There’s an interesting piece on the O’Reilly Radar blog this week by Alex Howard on the state of UK open data. Based on a recent report (warning: PDF) by Deloitte’s for the Open Data Institute.
It’s interesting because it paints a state of the nation which – according to a blogpost by researcher Harvey Lewis
… new businesses and new business models are beginning to emerge: Suppliers, aggregators, developers, enrichers and enablers. Working with the Open Data Institute, Deloitte has been investigating the demand for open data from businesses. Looking at the actual supply of and demand for open data in the UK provides some indication of the breadth of sectors the data is relevant to and the scale of data they could be considering.
This is really important stuff: open data is a key part of the government’s transparency agenda and proving that people are interacting with it and the economy may benefit from it is crucial. To bolster the report’s argument, it highlights two charts (which you may or may not like from a design point of view, but that’s not the issue). Firstly there’s this one, which shows the numbers of government datasets published:
There’s two interesting things about this chart. Firstly the sheer size of government spending. The UK has been pumping out enormous quantities of very granular spending data – every single item of spending over £25,000, for instance. That’s one for each government department for every month since 2010. That’s a lot of spreadsheets, which probably explains why it’s the top item.

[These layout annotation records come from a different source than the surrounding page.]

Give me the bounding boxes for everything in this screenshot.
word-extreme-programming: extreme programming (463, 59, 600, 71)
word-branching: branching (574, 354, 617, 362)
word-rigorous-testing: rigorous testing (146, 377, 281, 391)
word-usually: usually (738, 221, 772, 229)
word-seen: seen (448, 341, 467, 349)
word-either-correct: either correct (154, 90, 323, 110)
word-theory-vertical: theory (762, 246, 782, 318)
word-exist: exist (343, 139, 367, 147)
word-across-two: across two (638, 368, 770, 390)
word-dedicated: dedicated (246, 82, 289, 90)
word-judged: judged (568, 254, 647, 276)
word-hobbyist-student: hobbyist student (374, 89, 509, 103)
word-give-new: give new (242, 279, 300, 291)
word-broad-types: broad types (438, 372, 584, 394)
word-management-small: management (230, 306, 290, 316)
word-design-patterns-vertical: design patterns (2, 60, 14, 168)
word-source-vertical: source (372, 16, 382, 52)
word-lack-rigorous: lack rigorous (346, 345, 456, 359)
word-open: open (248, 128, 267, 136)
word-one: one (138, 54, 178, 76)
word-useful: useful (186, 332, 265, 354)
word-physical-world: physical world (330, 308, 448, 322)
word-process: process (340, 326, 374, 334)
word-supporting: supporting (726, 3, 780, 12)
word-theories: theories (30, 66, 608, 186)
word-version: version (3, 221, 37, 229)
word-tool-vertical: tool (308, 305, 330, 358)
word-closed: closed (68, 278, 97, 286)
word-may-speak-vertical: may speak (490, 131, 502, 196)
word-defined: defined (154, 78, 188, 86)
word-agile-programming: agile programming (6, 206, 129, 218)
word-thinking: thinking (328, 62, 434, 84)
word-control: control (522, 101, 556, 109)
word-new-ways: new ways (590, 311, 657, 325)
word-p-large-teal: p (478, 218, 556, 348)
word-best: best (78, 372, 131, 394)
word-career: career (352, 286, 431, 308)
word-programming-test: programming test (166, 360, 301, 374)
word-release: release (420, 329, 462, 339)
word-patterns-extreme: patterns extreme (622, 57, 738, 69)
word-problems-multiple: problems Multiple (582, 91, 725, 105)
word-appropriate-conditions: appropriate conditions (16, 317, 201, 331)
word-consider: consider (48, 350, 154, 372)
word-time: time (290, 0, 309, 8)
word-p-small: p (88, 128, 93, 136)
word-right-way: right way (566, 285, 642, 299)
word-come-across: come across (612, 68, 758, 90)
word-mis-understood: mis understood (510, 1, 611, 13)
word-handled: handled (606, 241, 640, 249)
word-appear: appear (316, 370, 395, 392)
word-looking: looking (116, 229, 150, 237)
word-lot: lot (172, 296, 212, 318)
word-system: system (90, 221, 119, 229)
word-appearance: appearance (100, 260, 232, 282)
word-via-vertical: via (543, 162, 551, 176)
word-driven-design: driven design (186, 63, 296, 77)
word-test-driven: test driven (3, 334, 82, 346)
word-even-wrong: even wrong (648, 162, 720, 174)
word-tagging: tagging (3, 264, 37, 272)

The other interesting thing is the inclusion of the Office for National Statistics in the list. For those who don’t know, the ONS is the UK’s national statistical body. It’s been publishing data since 1996 when it was born from the old Central Statistical Office. While it is a data.gov.uk ‘publisher’, I’m not sure it counts as an Open Data provider. Certainly its website is still awful, despite an expensive relaunch a few years ago. But even though it’s content is published on data.gov.uk too, I would be surprised if the boundary files and geo data there is what’s driving the chart below.
This shows actual downloads of those datasets. And look where government spending is – way down the list behind other types of files. Anyone who has tried to actually use government spending data will tell you why that is. COINS is completely impossible for anyone not used to big datasets to do anything with, and the spending over £25,000 spreadsheets need to be joined together to produce anything meaningful.
Now, here’s what I think those categories really mean:
Economy: The ONS publishes GDP, inflation, the deficit and other economic data almost daily. It’s in the news and a lot of people rely on it. We write about them every month and others must link to them too.
Demographics: The ONS publishes a huge amount of demographic data, such as the Census results or population estimates
Labour market: That’s unemployment data to you and I, which comes out every month. These are the ONS’ big releases – they will always get the most traffic as they produce so many news stories.
On the other hand, a report by the National Audit Office I wrote about last year found a slightly different picture.
While data.gov.uk had more than 1.75m visits since it was launched in January 2010 and before the report came out, most of its visitors leave from either the home page or the data page on the website. Page views for transparency data on the Ministry of Justice website represented just 0.02% of the overall site traffic from April to September 2011. The report says
This suggests that they are not accessing data during their visit, although it does not take account of other potential access points for the data, for example, linked third party websites or applications
The NAO does point out that
there has been much greater interest in releases related to the operation of public services. The police crime map website has had an estimated 47m visits between February and December 2011. The Department for Education has reported an 84% increase in the use of its comparative data on schools, compared with the same period last year, since it was consolidated in one location and data were made more accessible
So, most people use the tools rather than the data itself. And why’s that? Because government data releases even in the UK are often messy and difficult to use.
To point that out is not to attack open data – we just need more of it and we need it to be really, actually and truly open. And we need to be honest about it too.